L’Etat Ivoirien spolie 11.000 ha de terre à Famienkro

par Anderson Diédri

L’Etat Ivoirien a octroyé à la Compagnie hévéicole de Prikro (CHP), filiale du groupe belge SIAT (Société d’investissement pour l’agriculture tropicale), environ 11 000 hectares de terre à Famienkro, localité située à 313 km d’Abidjan au centre de la Côte d’Ivoire. Les communautés villageoises réclament la propriété de cette parcelle mais le gouvernement estime que ces terres sont patrimoine de l’Etat.

Lors de l’atelier sur la prévention des conflits dans les zones agro-industrielles le 30 mars 2016 à Abidjan, le directeur du foncier rural, Constant Delbé Zirignon, affirme que la parcelle d’environ 11.000 hectares à Famienkro a été concédée à l’Etat de Côte d’Ivoire au moment de l’installation en 1979 de l’ex-complexe sucrier Sérébou-Comoé exploitée par la Société pour le développement du sucre (SODESUCRE), une société d’Etat.

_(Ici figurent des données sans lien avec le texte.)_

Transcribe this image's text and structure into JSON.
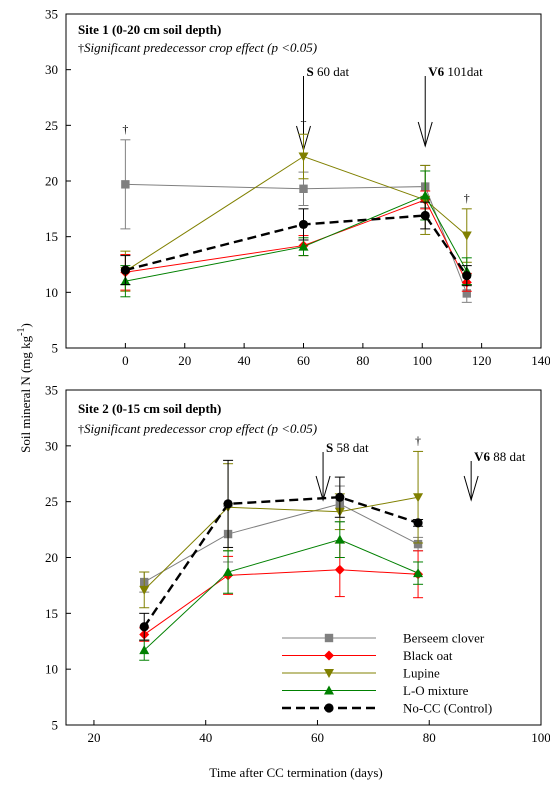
{
  "figure": {
    "ylabel_main": "Soil mineral N (mg kg",
    "ylabel_sup": "-1",
    "ylabel_close": ")",
    "xlabel": "Time after CC termination (days)"
  },
  "legend": {
    "placement": "bottom-right of lower panel",
    "entries": [
      {
        "name": "Berseem clover",
        "color": "#808080",
        "marker": "square",
        "dash": "solid"
      },
      {
        "name": "Black oat",
        "color": "#ff0000",
        "marker": "diamond",
        "dash": "solid"
      },
      {
        "name": "Lupine",
        "color": "#808000",
        "marker": "triangle-down",
        "dash": "solid"
      },
      {
        "name": "L-O mixture",
        "color": "#008000",
        "marker": "triangle-up",
        "dash": "solid"
      },
      {
        "name": "No-CC (Control)",
        "color": "#000000",
        "marker": "circle",
        "dash": "dashed"
      }
    ]
  },
  "chart_data": [
    {
      "type": "line",
      "title": "Site 1 (0-20 cm soil depth)",
      "note_symbol": "†",
      "note_text": "Significant predecessor crop effect (p <0.05)",
      "xlim": [
        -20,
        140
      ],
      "ylim": [
        5,
        35
      ],
      "xticks": [
        "0",
        "20",
        "40",
        "60",
        "80",
        "100",
        "120",
        "140"
      ],
      "xtick_values": [
        0,
        20,
        40,
        60,
        80,
        100,
        120,
        140
      ],
      "yticks": [
        "5",
        "10",
        "15",
        "20",
        "25",
        "30",
        "35"
      ],
      "ytick_values": [
        5,
        10,
        15,
        20,
        25,
        30,
        35
      ],
      "x": [
        0,
        60,
        101,
        115
      ],
      "series": [
        {
          "name": "Berseem clover",
          "values": [
            19.7,
            19.3,
            19.5,
            9.9
          ],
          "err": [
            4.0,
            1.5,
            1.9,
            0.8
          ]
        },
        {
          "name": "Black oat",
          "values": [
            11.8,
            14.2,
            18.3,
            10.9
          ],
          "err": [
            1.6,
            0.9,
            0.8,
            0.8
          ]
        },
        {
          "name": "Lupine",
          "values": [
            11.9,
            22.2,
            18.3,
            15.1
          ],
          "err": [
            1.8,
            2.0,
            3.1,
            2.4
          ]
        },
        {
          "name": "L-O mixture",
          "values": [
            11.0,
            14.1,
            18.7,
            11.9
          ],
          "err": [
            1.4,
            0.8,
            2.2,
            1.2
          ]
        },
        {
          "name": "No-CC (Control)",
          "values": [
            12.0,
            16.1,
            16.9,
            11.5
          ],
          "err": [
            1.3,
            1.4,
            1.2,
            0.9
          ]
        }
      ],
      "daggers": [
        0,
        60,
        115
      ],
      "annotations": [
        {
          "bold": "S",
          "text": " 60 dat",
          "x": 60
        },
        {
          "bold": "V6",
          "text": " 101dat",
          "x": 101
        }
      ]
    },
    {
      "type": "line",
      "title": "Site 2 (0-15 cm soil depth)",
      "note_symbol": "†",
      "note_text": "Significant predecessor crop effect (p <0.05)",
      "xlim": [
        15,
        100
      ],
      "ylim": [
        5,
        35
      ],
      "xticks": [
        "20",
        "40",
        "60",
        "80",
        "100"
      ],
      "xtick_values": [
        20,
        40,
        60,
        80,
        100
      ],
      "yticks": [
        "5",
        "10",
        "15",
        "20",
        "25",
        "30",
        "35"
      ],
      "ytick_values": [
        5,
        10,
        15,
        20,
        25,
        30,
        35
      ],
      "x": [
        29,
        44,
        64,
        78
      ],
      "series": [
        {
          "name": "Berseem clover",
          "values": [
            17.8,
            22.1,
            24.8,
            21.2
          ],
          "err": [
            0.9,
            2.5,
            1.6,
            0.6
          ]
        },
        {
          "name": "Black oat",
          "values": [
            13.1,
            18.4,
            18.9,
            18.5
          ],
          "err": [
            0.6,
            1.7,
            2.4,
            2.1
          ]
        },
        {
          "name": "Lupine",
          "values": [
            17.1,
            24.5,
            24.1,
            25.4
          ],
          "err": [
            1.6,
            3.9,
            1.6,
            4.1
          ]
        },
        {
          "name": "L-O mixture",
          "values": [
            11.7,
            18.7,
            21.6,
            18.6
          ],
          "err": [
            0.9,
            1.9,
            1.6,
            1.0
          ]
        },
        {
          "name": "No-CC (Control)",
          "values": [
            13.8,
            24.8,
            25.4,
            23.1
          ],
          "err": [
            1.2,
            3.9,
            1.8,
            0.3
          ]
        }
      ],
      "daggers": [
        78
      ],
      "annotations": [
        {
          "bold": "S",
          "text": " 58 dat",
          "x": 61
        },
        {
          "bold": "V6",
          "text": " 88 dat",
          "x": 87.5
        }
      ]
    }
  ]
}
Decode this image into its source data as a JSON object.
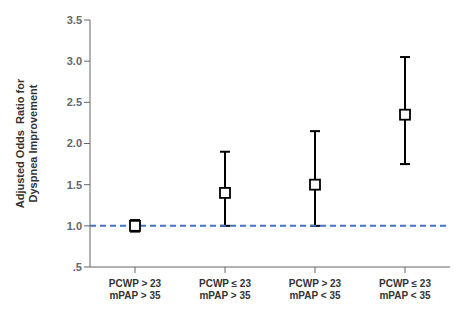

« Ces terres ont été immatriculées au nom de l’Etat et par conséquence purgées de tout droit coutumier. Aucun droit coutumier – juridiquement – ne peut se concevoir sur une terre immatriculée. Nous avons été en procès avec certains habitants du village de Famienkro, en tout cas de cette zone, et nous avons pu leur expliquer qu’il s’agissait de terres concédées au profit de l’Etat et qu’en application de la loi 2013, l’Etat était en droit d’obtenir l’immatriculation de ce terrain et c’est ce qui a été effectivement fait », explique-t-il avant d’ajouter : « Ces terres-là ont été mises à la disposition du ministère de l’agriculture pour le développement agricole, et donc des actes administratifs étant intervenus, ces terres-là sont devenues des terres concédées. Donc ce qu’on a fait c’est qu’on a immatriculé la terre et puis on a passé le bail [emphytéotique] avec l’agro-industrie qui a été installé sur ces terres-là ».

Ces propos ont été tenus alors que les populations continuent de revendiquer ces terres. En effet, lors d’une manifestation en juillet 2015 à Famienkro, l’intervention des forces de l’ordre a causé la mort deux villageois : Assué Amara et Ali Amadou. 71 personnes (dont le roi de Famienkro et le chef du village de Koffesso) ont été arrêtées et emprisonnées à M’Bahiakro, où un jeune homme, Siriki Koffi Abdoulaye, est également décédé le 3 janvier 2016. Si à ce jour, toutes les personnes arrêtées ont été libérées, sans jugement, la CHP continue ses activités à Famienkro.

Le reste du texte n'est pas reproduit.